Density-weighted concentric rings k-space trajectory for (1) H magnetic resonance spectroscopic imaging at 7 T.
Chiew M., Jiang W., Burns B., Larson P., Steel A., Jezzard P., Albert Thomas M., Emir UE.
It has been shown that density-weighted (DW) k-space sampling with spiral and conventional phase encoding trajectories reduces spatial side lobes in magnetic resonance spectroscopic imaging (MRSI). In this study, we propose a new concentric ring trajectory (CRT) for DW-MRSI that samples k-space with a density that is proportional to a spatial, isotropic Hanning window. The properties of two different DW-CRTs were compared against a radially equidistant (RE) CRT and an echo-planar spectroscopic imaging (EPSI) trajectory in simulations, phantoms and in vivo experiments.

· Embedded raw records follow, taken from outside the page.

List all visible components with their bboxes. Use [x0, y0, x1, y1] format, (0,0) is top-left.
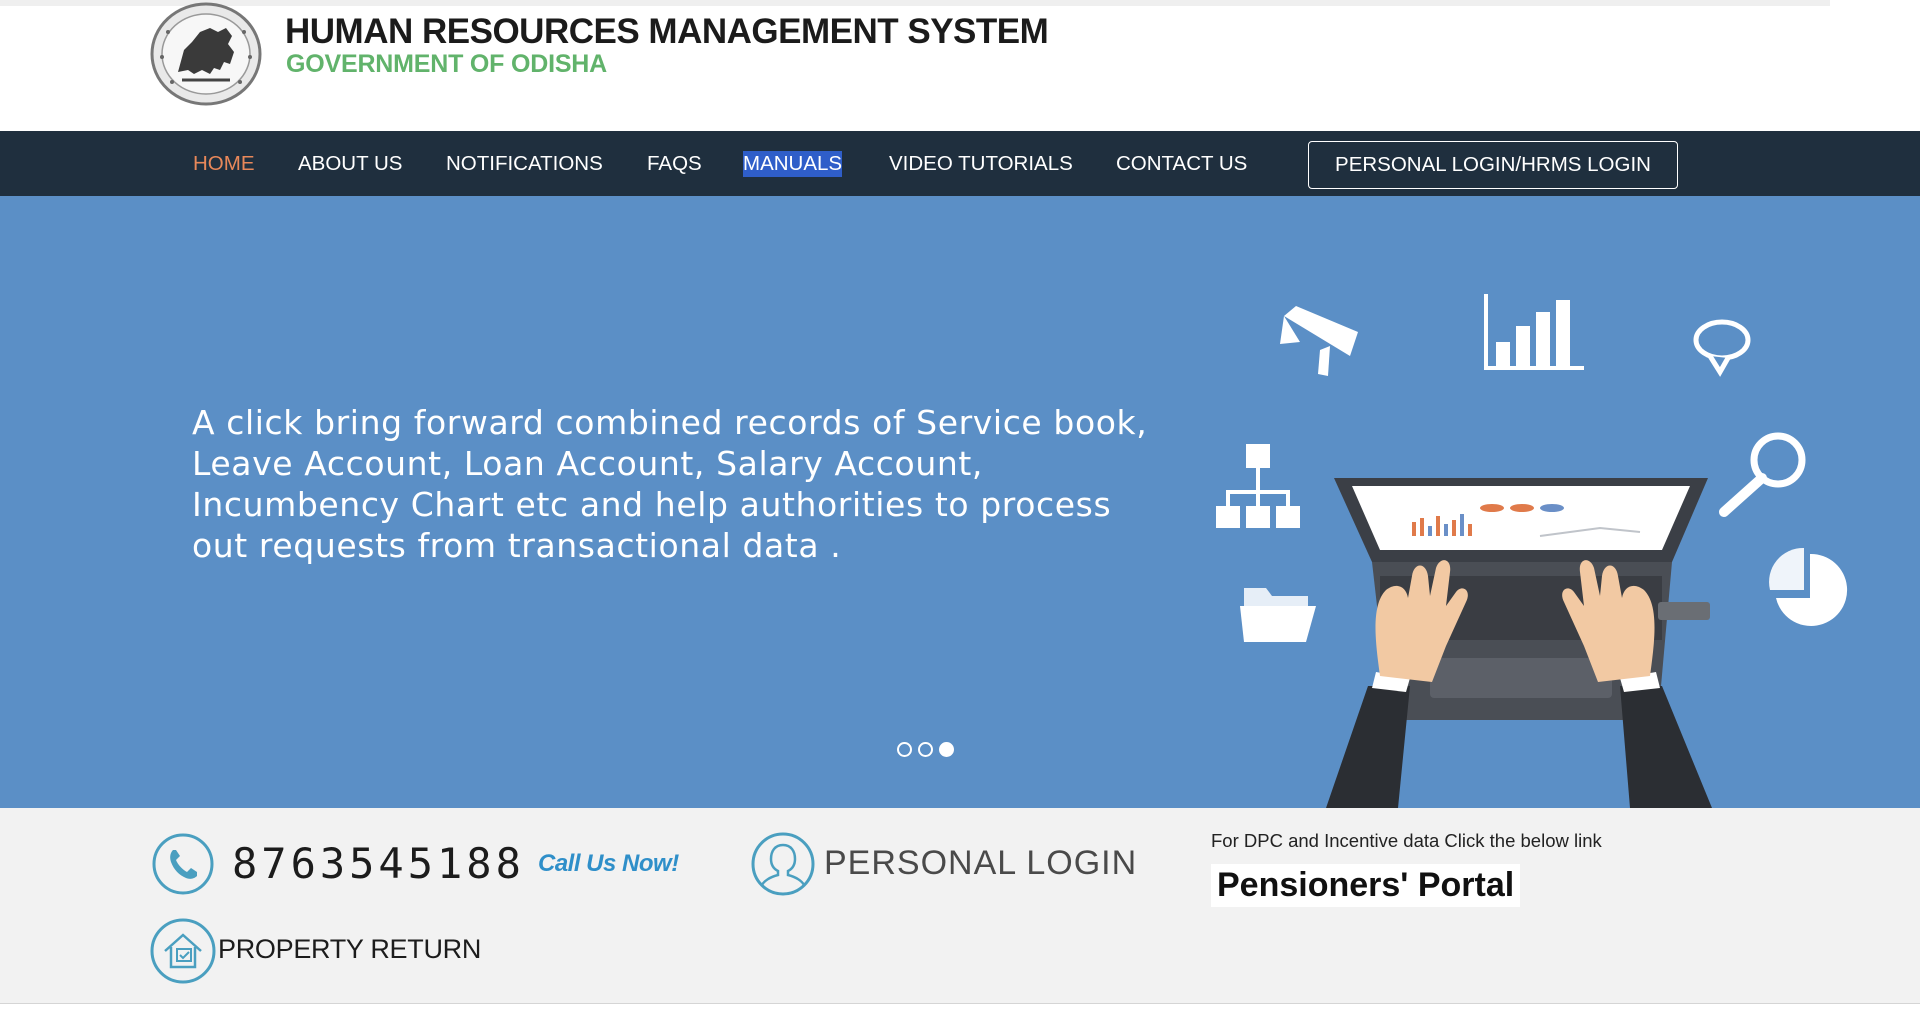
personal-login-link[interactable]: PERSONAL LOGIN: [824, 844, 1137, 883]
nav-item-manuals[interactable]: MANUALS: [743, 151, 843, 177]
site-header: HUMAN RESOURCES MANAGEMENT SYSTEM GOVERN…: [0, 0, 1920, 131]
megaphone-icon: [1280, 306, 1358, 376]
top-divider: [0, 0, 1830, 6]
folder-icon: [1240, 588, 1316, 642]
banner-text: A click bring forward combined records o…: [192, 403, 1148, 565]
nav-item-home[interactable]: HOME: [193, 151, 255, 177]
nav-item-faqs[interactable]: FAQS: [647, 151, 702, 177]
nav-item-notifications[interactable]: NOTIFICATIONS: [446, 151, 603, 177]
pensioners-portal-link[interactable]: Pensioners' Portal: [1211, 864, 1521, 907]
slider-dots: [897, 742, 954, 757]
nav-item-video-tutorials[interactable]: VIDEO TUTORIALS: [889, 151, 1073, 177]
user-icon[interactable]: [750, 831, 816, 897]
hrms-login-button[interactable]: PERSONAL LOGIN/HRMS LOGIN: [1308, 141, 1678, 189]
slider-dot-3[interactable]: [939, 742, 954, 757]
org-chart-icon: [1216, 444, 1300, 528]
magnifier-icon: [1719, 432, 1806, 517]
hero-banner: A click bring forward combined records o…: [0, 196, 1920, 808]
bar-chart-icon: [1484, 294, 1584, 370]
slider-dot-1[interactable]: [897, 742, 912, 757]
call-now-text: Call Us Now!: [538, 850, 679, 877]
info-strip: 8763545188 Call Us Now! PERSONAL LOGIN F…: [0, 808, 1920, 1004]
laptop-illustration: [1216, 294, 1848, 808]
property-return-link[interactable]: PROPERTY RETURN: [218, 934, 481, 965]
slider-dot-2[interactable]: [918, 742, 933, 757]
dpc-info-text: For DPC and Incentive data Click the bel…: [1211, 830, 1602, 851]
house-icon[interactable]: [149, 917, 217, 985]
phone-number[interactable]: 8763545188: [232, 839, 525, 888]
phone-icon[interactable]: [151, 832, 215, 896]
site-title: HUMAN RESOURCES MANAGEMENT SYSTEM: [285, 12, 1049, 51]
site-subtitle: GOVERNMENT OF ODISHA: [286, 50, 608, 78]
main-nav: HOME ABOUT US NOTIFICATIONS FAQS MANUALS…: [0, 131, 1920, 196]
nav-item-about-us[interactable]: ABOUT US: [298, 151, 402, 177]
odisha-emblem-icon[interactable]: [148, 2, 264, 106]
speech-bubble-icon: [1693, 319, 1751, 377]
pie-chart-icon: [1769, 547, 1848, 626]
nav-item-contact-us[interactable]: CONTACT US: [1116, 151, 1247, 177]
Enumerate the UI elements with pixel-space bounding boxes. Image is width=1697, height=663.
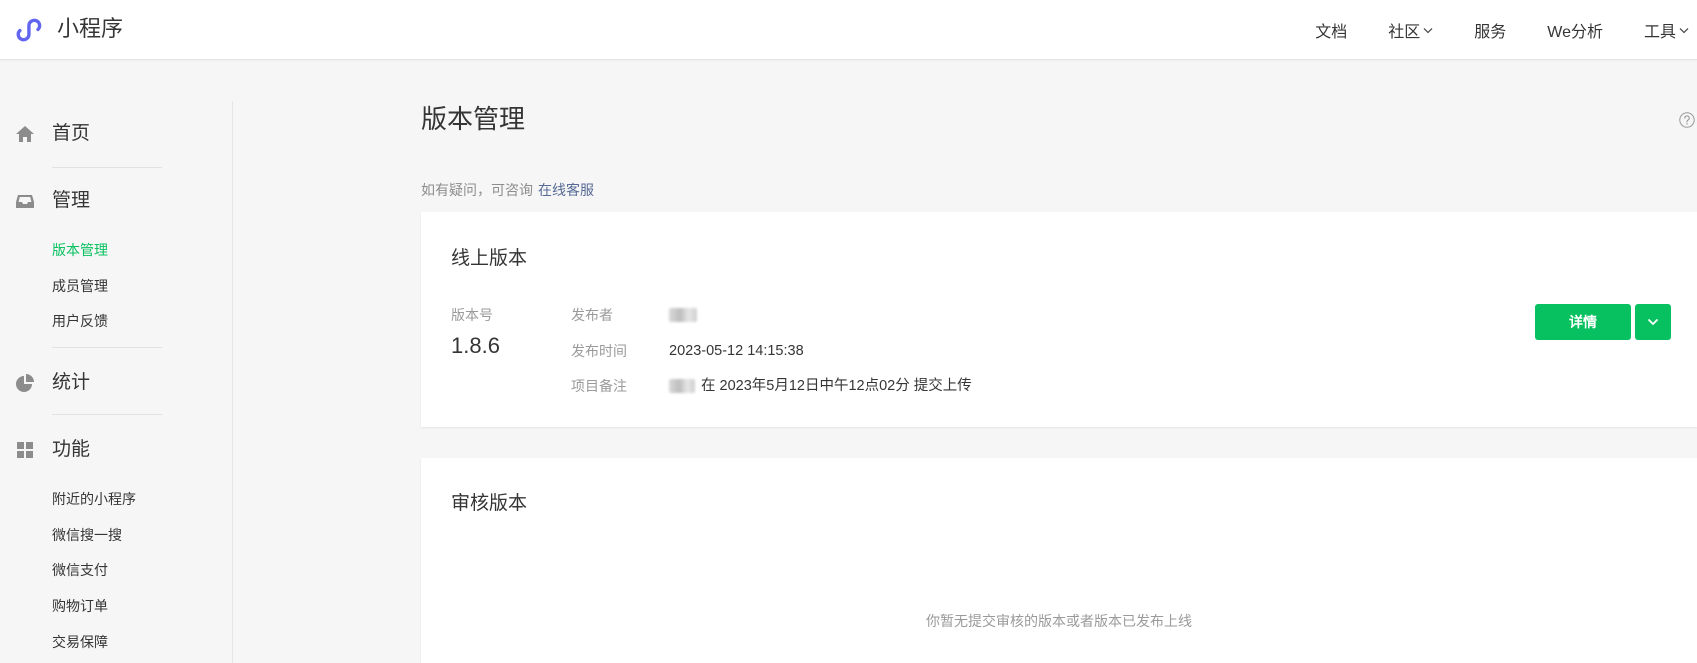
review-empty-text: 你暂无提交审核的版本或者版本已发布上线 (926, 613, 1192, 629)
top-nav: 文档 社区 服务 We分析 工具 (1315, 0, 1689, 60)
review-version-card: 审核版本 你暂无提交审核的版本或者版本已发布上线 (421, 458, 1697, 663)
sidebar-item-user-feedback[interactable]: 用户反馈 (52, 311, 108, 331)
sidebar-item-wechat-pay[interactable]: 微信支付 (52, 560, 108, 580)
online-version-title: 线上版本 (451, 248, 528, 269)
sidebar-item-home[interactable]: 首页 (15, 122, 90, 146)
grid-icon (17, 442, 33, 458)
sidebar-item-transaction-guarantee[interactable]: 交易保障 (52, 632, 108, 652)
sidebar-item-features-label: 功能 (52, 439, 91, 460)
more-actions-button[interactable] (1635, 304, 1671, 340)
sidebar-item-manage-label: 管理 (52, 190, 91, 211)
sidebar-divider (52, 347, 162, 348)
logo-text[interactable]: 小程序 (57, 15, 123, 43)
top-header: 小程序 文档 社区 服务 We分析 工具 (0, 0, 1697, 60)
sidebar-item-manage[interactable]: 管理 (15, 189, 90, 213)
chevron-down-icon (1679, 27, 1689, 33)
sidebar-item-wechat-search[interactable]: 微信搜一搜 (52, 525, 122, 545)
sidebar-item-statistics[interactable]: 统计 (15, 371, 90, 395)
nav-tools[interactable]: 工具 (1644, 18, 1689, 42)
sidebar-divider-line (232, 101, 233, 663)
sidebar-divider (52, 167, 162, 168)
version-number-label: 版本号 (451, 307, 493, 323)
nav-services[interactable]: 服务 (1474, 18, 1506, 42)
nav-community-label: 社区 (1388, 24, 1421, 41)
nav-docs-label: 文档 (1315, 24, 1348, 41)
nav-community[interactable]: 社区 (1388, 18, 1433, 42)
detail-button[interactable]: 详情 (1535, 304, 1631, 340)
home-icon (16, 126, 34, 142)
sidebar-item-shopping-orders[interactable]: 购物订单 (52, 596, 108, 616)
nav-we-analytics-label: We分析 (1547, 24, 1603, 41)
review-version-title: 审核版本 (451, 493, 528, 514)
sidebar-divider (52, 414, 162, 415)
mini-program-logo-icon[interactable] (14, 14, 46, 46)
publish-time-value: 2023-05-12 14:15:38 (669, 343, 804, 359)
blurred-publisher-name (669, 308, 697, 322)
project-remark-value: 在 2023年5月12日中午12点02分 提交上传 (701, 378, 972, 394)
consult-hint: 如有疑问，可咨询 在线客服 (421, 180, 594, 200)
page-title: 版本管理 (421, 104, 526, 134)
project-remark-label: 项目备注 (571, 378, 627, 394)
inbox-icon (16, 195, 34, 208)
publish-time-label: 发布时间 (571, 343, 627, 359)
help-icon[interactable] (1679, 112, 1695, 128)
pie-chart-icon (16, 374, 34, 392)
sidebar-item-statistics-label: 统计 (52, 372, 91, 393)
nav-docs[interactable]: 文档 (1315, 18, 1347, 42)
online-support-link[interactable]: 在线客服 (538, 182, 594, 198)
sidebar-item-member-management[interactable]: 成员管理 (52, 276, 108, 296)
sidebar-item-version-management[interactable]: 版本管理 (52, 240, 108, 260)
version-number: 1.8.6 (451, 333, 500, 358)
sidebar-item-features[interactable]: 功能 (15, 438, 90, 462)
consult-text: 如有疑问，可咨询 (421, 182, 533, 198)
nav-services-label: 服务 (1474, 24, 1507, 41)
chevron-down-icon (1423, 27, 1433, 33)
nav-we-analytics[interactable]: We分析 (1547, 18, 1603, 42)
chevron-down-icon (1647, 318, 1659, 326)
online-version-card: 线上版本 版本号 1.8.6 发布者 发布时间 2023-05-12 14:15… (421, 212, 1697, 427)
publisher-label: 发布者 (571, 307, 613, 323)
sidebar-item-home-label: 首页 (52, 123, 91, 144)
nav-tools-label: 工具 (1643, 24, 1676, 41)
blurred-remark-author (669, 379, 695, 393)
sidebar-item-nearby-mini-programs[interactable]: 附近的小程序 (52, 489, 136, 509)
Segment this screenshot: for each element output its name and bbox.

These experiments, conducted at 7 T with a fixed nominal voxel size and matched acquisition times, revealed that the two DW-CRT designs improved the shape of the spatial response function by suppressing side lobes, also resulting in improved signal-to-noise ratio (SNR). High-quality spectra were acquired for all trajectories from a specific region of interest in the motor cortex with an in-plane resolution of 7.5 × 7.5 mm(2) in 8 min 3 s. Due to hardware limitations, high-spatial-resolution spectra with an in-plane resolution of 5 × 5 mm(2) and an acquisition time of 12 min 48 s were acquired only for the RE and one of the DW-CRT trajectories and not for EPSI. For all phantom and in vivo experiments, DW-CRTs resulted in the highest SNR. The achieved in vivo spectral quality of the DW-CRT method allowed for reliable metabolic mapping of eight metabolites including N-acetylaspartylglutamate, γ-aminobutyric acid and glutathione with Cramér-Rao lower bounds below 50%, using an LCModel analysis. Finally, high-quality metabolic mapping of a whole brain slice using DW-CRT was achieved with a high in-plane resolution of 5 × 5 mm(2) in a healthy subject. These findings demonstrate that our DW-CRT MRSI technique can perform robustly on MRI systems and within a clinically feasible acquisition time.